The attributable fraction within study with intervention at time s, AFW(t,s), is defined as the fraction of the total number of diseased in a study with maximum follow-up time t for all subjects that could be prevented with intervention at time s. This measure depends on the censoring scheme for the particular study at hand and may or may not approach zero when maximum follow-up time is approaching infinity. In Fig. 7, there is a curve for a study with only administrative censoring and one with additional cases lost to follow-up.

The bias from the common practice of substituting the adjusted hazard ratio from a Cox proportional hazards model for survival data (58) for the RR in the classical definition of Levin (1953) was also demonstrated by Samuelsen and Eide (56).

Samuelsen and Eide (56) proposed estimators for the three AF measures and showed how various point-wise confidence intervals can be obtained using the bootstrap methodology. The proposed concepts and their estimators were illustrated using a real data set on age when being granted cash benefit for hearing impairment. Receiving cash benefit then served as a proxy for developing hearing impairment and the impact on the risk of being hearing impaired by preventing harm from low birth weight in several scenarios were estimated.

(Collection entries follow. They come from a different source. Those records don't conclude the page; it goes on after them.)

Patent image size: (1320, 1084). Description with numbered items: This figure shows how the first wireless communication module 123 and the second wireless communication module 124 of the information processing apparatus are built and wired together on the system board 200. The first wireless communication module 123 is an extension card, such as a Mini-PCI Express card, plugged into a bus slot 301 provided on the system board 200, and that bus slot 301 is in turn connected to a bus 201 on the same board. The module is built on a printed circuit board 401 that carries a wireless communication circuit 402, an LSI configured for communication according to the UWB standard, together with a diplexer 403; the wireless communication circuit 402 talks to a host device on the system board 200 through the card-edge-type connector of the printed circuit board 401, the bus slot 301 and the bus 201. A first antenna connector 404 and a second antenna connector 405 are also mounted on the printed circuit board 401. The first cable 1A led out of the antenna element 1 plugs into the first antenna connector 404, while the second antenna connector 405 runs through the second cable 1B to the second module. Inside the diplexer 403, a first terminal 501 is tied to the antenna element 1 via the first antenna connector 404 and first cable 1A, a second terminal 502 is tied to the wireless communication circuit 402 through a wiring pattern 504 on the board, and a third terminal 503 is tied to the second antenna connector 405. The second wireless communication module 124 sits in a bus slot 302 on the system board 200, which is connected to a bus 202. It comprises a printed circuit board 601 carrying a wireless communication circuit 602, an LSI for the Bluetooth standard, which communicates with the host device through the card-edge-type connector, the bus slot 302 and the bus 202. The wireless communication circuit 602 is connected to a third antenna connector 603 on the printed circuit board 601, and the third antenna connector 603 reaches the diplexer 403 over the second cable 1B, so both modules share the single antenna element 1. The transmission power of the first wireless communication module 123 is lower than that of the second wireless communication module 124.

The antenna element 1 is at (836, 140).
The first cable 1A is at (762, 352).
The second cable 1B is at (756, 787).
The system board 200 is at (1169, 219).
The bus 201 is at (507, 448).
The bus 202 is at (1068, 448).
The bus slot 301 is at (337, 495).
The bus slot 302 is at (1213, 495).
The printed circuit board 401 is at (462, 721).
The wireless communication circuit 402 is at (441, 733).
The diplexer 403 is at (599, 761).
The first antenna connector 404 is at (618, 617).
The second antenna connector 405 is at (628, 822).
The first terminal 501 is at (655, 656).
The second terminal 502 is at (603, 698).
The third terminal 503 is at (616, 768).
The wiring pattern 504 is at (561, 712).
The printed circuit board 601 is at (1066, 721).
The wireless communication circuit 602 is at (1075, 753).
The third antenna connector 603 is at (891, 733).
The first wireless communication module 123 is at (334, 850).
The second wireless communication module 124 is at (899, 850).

First, this article describes reasonable and practical methods for apportioning excess risk to different risk factors as well as to groups of risk factors and to subpopulations identified by given risk profiles. Second, a graphical methodology for describing excess risks attributable to different exposure groups in a multi-expositional setting is described. This methodology provides means for dynamic illustrations of the effects on the risk of disease in a population of stepwise removing exposures in an ordered preventive strategy. It also paves the way for making simple pie charts quantifying the portions of the total risk to different exposures or risk-profiles. Finally, the article points at how the classic concept of attributable fraction from epidemiology can be further developed from being a static measure to being used with dynamic scenarios encountering risks developing in time or measuring effects of preventive interventions on risk changing over time.

In summary, the practice of simple and crude calculations of attributable fractions in epidemiology should be abandoned. Modern statistical software should be upgraded to be able to illustrate the different kinds of attributable fractions as well as with procedures for estimating the more advanced types. Finally, further development of the statistical theory for attributable fractions with survival data and possibly linking it to causal modelling should be of great interest.


The author is grateful for the invitation from the journal editors to give this synopsis of his work with attributable fractions. Prof. Ivar Heuch is especially acknowledged for his longstanding contributions to and discussions of most of the ideas presented throughout the article.